While gloom has settled over the stock market and much of the world seems headed into a deep recession, the American consumer remains a picture of positive thinking. If shoppers are worried about economic threats at home or abroad, they're not showing it.

This is welcome news for an economy that depends on consumer spending for about two-thirds of its output. The outlook for exports may be dismal, but recent surveys show that Americans still have a sunny view of their own financial health. Consumer confidence is near a 10-year high.

But it was even higher earlier this year, according to surveys by the Conference Board, which tracks consumer confidence.

The stock market slump, the Clinton scandal, a new wave of terrorism and currency crises abroad all appear to be taking their toll. And as confidence goes, so goes consumer spending especially on big-ticket durables like cars and luxury items. When does the news get so bad that shoppers start worrying and stop shopping?

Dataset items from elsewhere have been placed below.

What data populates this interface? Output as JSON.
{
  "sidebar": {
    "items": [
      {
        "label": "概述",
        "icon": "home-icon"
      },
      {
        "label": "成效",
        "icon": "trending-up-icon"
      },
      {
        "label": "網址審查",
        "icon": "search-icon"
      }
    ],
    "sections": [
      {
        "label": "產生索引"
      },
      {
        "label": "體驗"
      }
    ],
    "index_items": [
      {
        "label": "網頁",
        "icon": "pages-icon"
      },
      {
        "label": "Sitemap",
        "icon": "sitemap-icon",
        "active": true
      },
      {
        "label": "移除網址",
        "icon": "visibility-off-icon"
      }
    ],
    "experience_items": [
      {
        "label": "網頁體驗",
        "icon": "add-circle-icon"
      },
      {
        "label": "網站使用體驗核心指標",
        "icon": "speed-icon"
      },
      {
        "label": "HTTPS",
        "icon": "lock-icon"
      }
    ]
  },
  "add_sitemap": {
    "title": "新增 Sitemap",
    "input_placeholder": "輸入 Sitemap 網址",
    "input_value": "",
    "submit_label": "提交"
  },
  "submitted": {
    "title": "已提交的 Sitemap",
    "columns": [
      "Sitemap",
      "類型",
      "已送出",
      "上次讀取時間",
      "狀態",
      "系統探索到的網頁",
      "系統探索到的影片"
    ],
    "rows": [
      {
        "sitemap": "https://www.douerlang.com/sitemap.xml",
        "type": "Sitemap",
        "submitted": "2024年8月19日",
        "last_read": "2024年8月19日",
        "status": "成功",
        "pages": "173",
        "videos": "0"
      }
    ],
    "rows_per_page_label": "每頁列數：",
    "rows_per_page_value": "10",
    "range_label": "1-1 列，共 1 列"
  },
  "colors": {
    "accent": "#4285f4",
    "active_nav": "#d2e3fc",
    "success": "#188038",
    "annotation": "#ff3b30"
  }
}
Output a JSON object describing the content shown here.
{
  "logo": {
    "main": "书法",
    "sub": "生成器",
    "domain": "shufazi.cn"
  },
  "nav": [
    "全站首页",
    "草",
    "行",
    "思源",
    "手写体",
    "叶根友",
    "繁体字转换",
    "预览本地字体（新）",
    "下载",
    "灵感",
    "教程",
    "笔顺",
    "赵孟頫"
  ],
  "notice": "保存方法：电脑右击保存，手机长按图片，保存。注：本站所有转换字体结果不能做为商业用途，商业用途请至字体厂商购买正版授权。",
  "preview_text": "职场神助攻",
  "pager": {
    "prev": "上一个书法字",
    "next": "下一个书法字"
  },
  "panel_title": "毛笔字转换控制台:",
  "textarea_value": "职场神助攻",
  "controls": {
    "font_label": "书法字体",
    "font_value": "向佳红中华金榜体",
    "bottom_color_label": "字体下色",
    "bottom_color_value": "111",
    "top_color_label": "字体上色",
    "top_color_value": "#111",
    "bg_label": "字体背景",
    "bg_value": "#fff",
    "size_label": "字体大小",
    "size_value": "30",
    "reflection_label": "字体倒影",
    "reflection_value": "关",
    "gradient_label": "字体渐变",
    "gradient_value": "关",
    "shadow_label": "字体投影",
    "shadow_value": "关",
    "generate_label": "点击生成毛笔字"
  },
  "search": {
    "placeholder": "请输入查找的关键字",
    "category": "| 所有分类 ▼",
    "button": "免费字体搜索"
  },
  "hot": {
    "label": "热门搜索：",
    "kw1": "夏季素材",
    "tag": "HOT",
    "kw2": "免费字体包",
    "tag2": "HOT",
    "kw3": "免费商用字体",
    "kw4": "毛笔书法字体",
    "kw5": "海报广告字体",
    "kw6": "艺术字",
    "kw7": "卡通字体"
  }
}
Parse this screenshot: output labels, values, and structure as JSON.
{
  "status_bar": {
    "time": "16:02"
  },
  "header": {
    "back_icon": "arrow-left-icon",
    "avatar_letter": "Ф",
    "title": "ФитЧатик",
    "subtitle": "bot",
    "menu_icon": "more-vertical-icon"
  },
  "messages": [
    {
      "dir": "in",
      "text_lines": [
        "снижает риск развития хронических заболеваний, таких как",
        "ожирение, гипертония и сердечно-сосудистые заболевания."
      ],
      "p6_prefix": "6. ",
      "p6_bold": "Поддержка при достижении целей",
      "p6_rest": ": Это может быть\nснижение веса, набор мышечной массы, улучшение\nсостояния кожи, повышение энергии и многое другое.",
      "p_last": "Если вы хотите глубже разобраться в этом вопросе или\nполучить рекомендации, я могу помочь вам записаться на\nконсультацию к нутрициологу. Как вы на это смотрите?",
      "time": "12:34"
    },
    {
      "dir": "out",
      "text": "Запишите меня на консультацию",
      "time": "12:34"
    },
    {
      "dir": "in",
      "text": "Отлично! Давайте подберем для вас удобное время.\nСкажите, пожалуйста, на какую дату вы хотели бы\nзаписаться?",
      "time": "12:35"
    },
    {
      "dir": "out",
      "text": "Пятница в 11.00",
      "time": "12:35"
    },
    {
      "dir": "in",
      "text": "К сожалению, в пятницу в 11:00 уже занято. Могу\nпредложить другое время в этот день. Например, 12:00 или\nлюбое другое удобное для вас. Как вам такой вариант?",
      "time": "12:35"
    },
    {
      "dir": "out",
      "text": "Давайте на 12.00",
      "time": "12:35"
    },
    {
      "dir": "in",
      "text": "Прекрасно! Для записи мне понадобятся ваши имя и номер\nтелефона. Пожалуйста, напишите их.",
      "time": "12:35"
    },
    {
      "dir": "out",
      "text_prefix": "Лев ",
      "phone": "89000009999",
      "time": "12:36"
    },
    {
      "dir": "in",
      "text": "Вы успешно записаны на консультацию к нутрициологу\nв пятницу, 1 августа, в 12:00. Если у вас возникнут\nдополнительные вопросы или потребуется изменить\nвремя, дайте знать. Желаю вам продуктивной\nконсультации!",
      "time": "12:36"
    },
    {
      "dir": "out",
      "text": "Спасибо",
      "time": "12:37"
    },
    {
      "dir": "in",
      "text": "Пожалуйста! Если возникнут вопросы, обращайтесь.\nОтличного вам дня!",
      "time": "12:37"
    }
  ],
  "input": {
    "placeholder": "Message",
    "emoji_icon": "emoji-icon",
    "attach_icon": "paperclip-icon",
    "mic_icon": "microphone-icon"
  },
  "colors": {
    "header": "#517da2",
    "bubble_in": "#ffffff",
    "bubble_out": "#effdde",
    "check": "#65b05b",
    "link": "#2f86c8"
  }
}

Economists who track Southern California business activity say the region hasn't reached that point, at least not yet. But they aren't so sanguine about what lies ahead.

In its latest report, for example, UCLA's Anderson Forecast expects a "mild downturn" that could affect consumer spending.

Tom Lieser, executive director of the forecast group, noted that the Conference Board's Pacific Region Consumer Confidence index, seasonally adjusted by UCLA researchers, "was down quite a bit" in the past four months from 139.4 in April to 131.6 last month.

The index measures consumer confidence against a baseline of 100 set in 1985. The 10-year high was 146 in October 1989.

Lieser noted that the Expectations Index, which provides a window into future economic activity, slipped even more than the confidence index in August.

"That may indicate we're in for some weakening," he said.

Jack Kyser, chief economist of the Economic Development Corp. of Los Angeles, keeps track of consumer sentiment by going to a mall every weekend.

"Consumers still seem to be happy," he said. But he added, "This is something you have to watch constantly; it can turn on a dime."

The latest projection from the EDC, done in July, shows a 4.1 percent hike in taxable retail sales this year for Los Angeles County.

"We were a little more cautious about 1999," he said, forecasting a 3.5 percent increase for that year. And his optimism has been waning.